SEATTLE >> The nation’s king-crab fishing fleet, prepared to deploy off the coast of southwestern Alaska for the start of a season that supplies holiday tables and restaurants around the world, was instead stalled in port Tuesday by the federal government shutdown.

Crews and captains, who in ordinary times would have been dropping their crab pots at precisely noon in Bristol Bay, 4,000 miles from the nation’s capital, were cooling their heels in places like Dutch Harbor in the Aleutian Islands, waiting, watching the news and hoping for a break.

The federal workers needed to process the permits for each boat’s catch quota were on furlough. Equally frustrating, said Tom Suryan, a crabber with 35 years of experience, was that the weather was lovely. The violent seas that crab crews can commonly confront in the fall, and that television audiences have become familiar with in shows like "Deadliest Catch," were nowhere in sight.

"We’re all dressed up with no place to go," Suryan, 58, the captain of the Bristol Mariner, said in a telephone interview.

The livelihoods of around 500 or so crew members and captains on more than 80 crab vessels are at stake, not to mention the impact on wholesalers, fishmongers and others down the food chain.

The Port of Seattle, in a 2009 report, said that each Seattle-based crab boat generated about $500,000 of economic activity a year.

But in the crabbers’ case there is also a ticking clock, with profit margins hinged on a mid-November deadline to supply the Japanese market, where the finest red king crabs are a traditional high-end holiday gift.

"The Japanese pay a premium for the holiday market," said Mark Gleason, executive director of Alaska Bering Sea Crabbers, a Seattle-based group. "By the second week in November, we miss that window."

If the freighters heading for Japan cannot be supplied in time, crews, captains and owners all stand to take a 20 percent to 25 percent pay cut, Gleason said, as crabs not sold in Japan are left to flood the market elsewhere and drive down the price.

"It will be like trying to buy a turkey after Thanksgiving," said Jake Jacobsen, the executive director of the Inter-Cooperative Exchange, a nonprofit fishermen’s group. "They’re pretty cheap."

Rep. Don Young, a 21-term Republican from Alaska, has been among a group of legislators trying to free up personnel to get the paperwork processed. Last week, Young, Sen. Lisa Murkowski of Alaska and Rep. Doc Hastings of Washington, also Republicans, sent a letter to the secretary of Commerce, Penny Pritzker, saying that since crab industry fees pay for federal management of the fishery, federal managers should be on the job, not on furlough.

Young said in a telephone interview that he had tried to follow up, but that Commerce Department phones were mostly going unanswered in the shutdown.

Suryan, the boat captain, said he was not ready to write the season off.

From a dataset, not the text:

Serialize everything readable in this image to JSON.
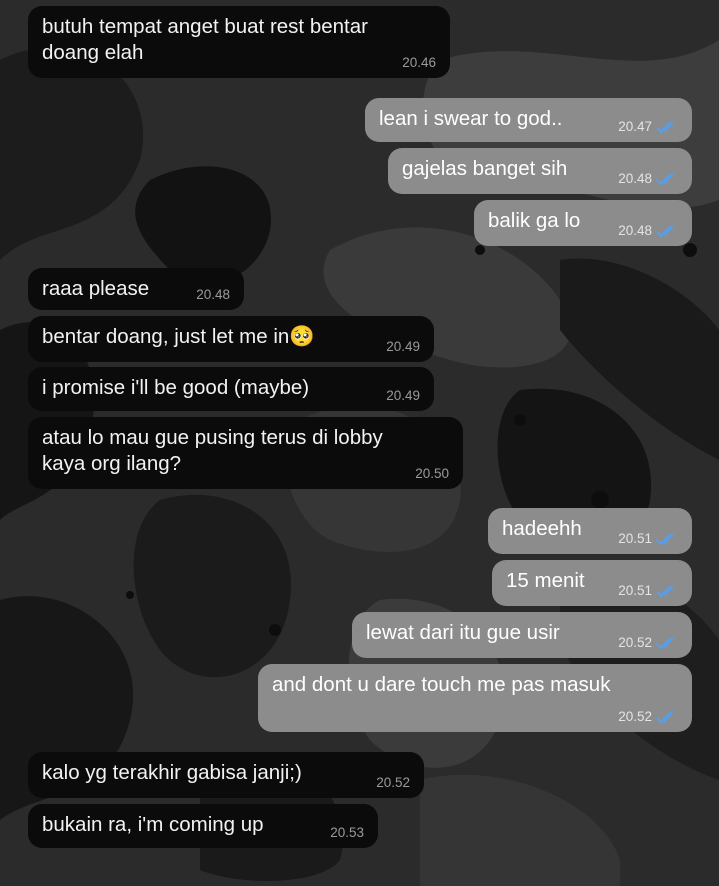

He said it would still probably take up to three days for federal workers to process permits once the shutdown ends, and with the 18- to 20-hour trip out to the crabbing grounds, he still hoped to be fishing by this weekend. But of course, fishermen are by inclination optimists.

"Never know until you get fishing," Suryan said, "but I have a feeling fishing will be pretty good."

In the meantime, he said, crew members were close to running out of port-bound maintenance and repair tasks in making the boats ready for the waters they will eventually face.